Bangkok’s Street Vendors Are Not the Enemies of Public Space

For a moment, it seemed like Bangkok was going to lose the very street food culture that’s defined the city for decades. Local newspaper The Nation reported last Tuesday that the city was planning to ban food stalls in all 50 of its districts as part of an effort to “clean up” the streets and “return the pavements to the pedestrians.” All would disappear by end of this year—the sweet and sticky aroma of coconut (a staple Thai ingredient), the sizzle of noodles hitting the wok as vendors fire up an order of pad thai, and the chaotic charm that draws some 20 to 30 million international tourists to the city each year.

After a public outcry, garnering media attention across the globe, Thailand’s chief of tourism was quick to clarify. Vendors wouldn’t be totally barred from the streets, Uthasak Supasorn, the head of the Tourism Authority of Thailand, told Agence France-Presse. “Bangkok has some of the best street food in the world, [and] you cannot take it away from the people of the world,” he said. Instead, Bangkok Metropolitan Authority will set more regulations to improve food safety and waste management while enforcing measures to unclog sidewalks from “obstructions” like food carts, chairs, and umbrellas.
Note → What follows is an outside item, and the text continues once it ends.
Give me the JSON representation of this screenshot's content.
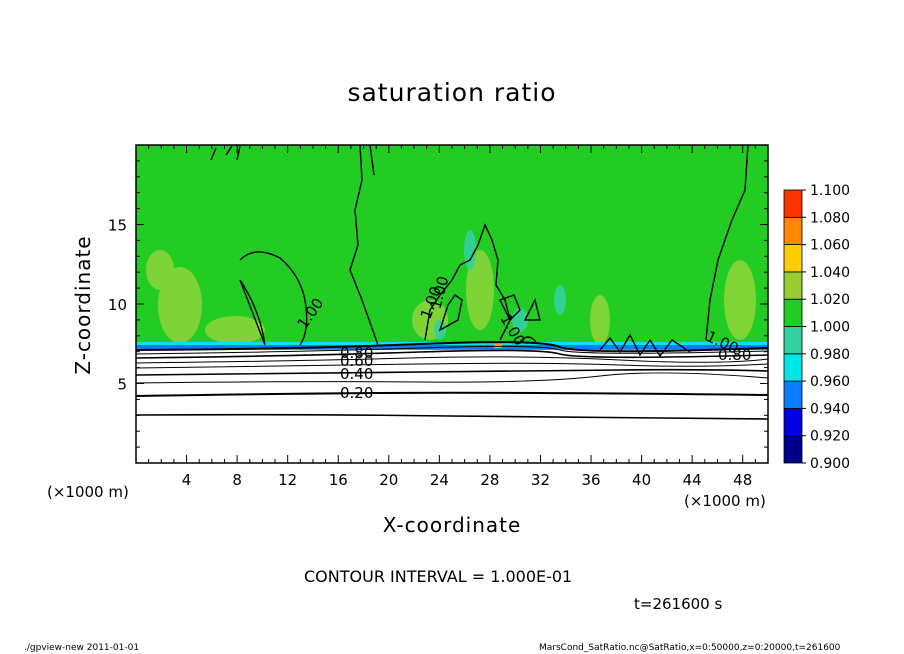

Already, according to AFP, almost two-thirds of the city’s 30,000 street vendors have been removed or relocated to open up space.

“These are real planning problems for cities,” says Krishnendu Ray, a food studies professor at New York University who’s currently researching the legal and cultural aspects of the global street food scene. “They often emerge from dealing with overcrowding in cities [as a result of] population growth and a boom in car ownership—which is putting a squeeze on the street.”

Yet food hawkers aren’t the enemies of public space, at least not according to a 2015 survey on the walkability of Bangkok. Most of the 1,000-plus respondents said bulky advertisements, construction materials, and broken sidewalks were the major obstacles to walking.

Regardless, critics say the crackdown on Bangkok’s street vendors is an attempt to turn the city’s sidewalks into ones resembling Singapore’s pristine stretches (starting in the 1970s, the island nation relocated hawkers to more than 100 food centers).

These decisions are the result of a strategy called traditional developmentalism. “That’s the idea that street vending is backwards and disorganized, and a phase that should be transcended by grocery stores and indoor markets and restaurants,” Ray says. “In Bangkok, vendors tend to be rural-to-urban migrants, who are seen as poor and not knowing city etiquette. So they need to be disciplined about trash disposal and how to use city spaces.” The belief is further mixed with the notion that sidewalks are “for things to flow through, not stop at,” he adds.

In fact, Thailand’s efforts go as far back as the 1970s—even as its tourism department advertised its foodie culture to the world. And it’s mirrored in many major U.S. cities, too. Food hawkers in Los Angeles, for example, have long been embroiled in a battle with the city government over their legality, and in New York, the long process to obtain a permit means vendors risk hefty fines and even arrest.

And city planners in Thailand aren’t the only ones who have looked to the Singaporean model. (Hong Kong, for example, has followed it as well, moving dai pai dongs, or open-air food stalls, indoors into food centers.) The hawker center strategy may be harder to pull off in Bangkok, Ray says. For one thing, the public’s affinity for the culture is what Ray calls a cross-class dynamic—lower-class street vendors are also feeding the middle class, who will almost certainly put pressure on the government when that cheap convenience is taken away.

Plus, according to Ray, an estimated 2 percent the population in a city like Bangkok is involved in hawking. With some 8 million people in Bangkok, that means there could be as many as 160,000 street vendors. “It’s very difficult to completely marginalize such a large urban population,” he says. “Can you provide an alternative to them, or are you going to drive poor people deeper into the shadows? What is the intermediate step in moving from, say, 500,000 street vendors to none at all?”

Then there’s the question of Bangkok’s frenzied charm, which grew organically out of the need to give lower-income families a source of livelihood and to get people fed. That charm disappears, though, if the government takes too much control of the space, dictating which stalls should open where and what kind of stalls should populate an area. “If so much attention is paid to curation and not enough to the livelihood and lives or poor people, it becomes kind of a sanitized space that I find mostly uninteresting,” Ray says. “And then we will develop a kind of nostalgia about street life.”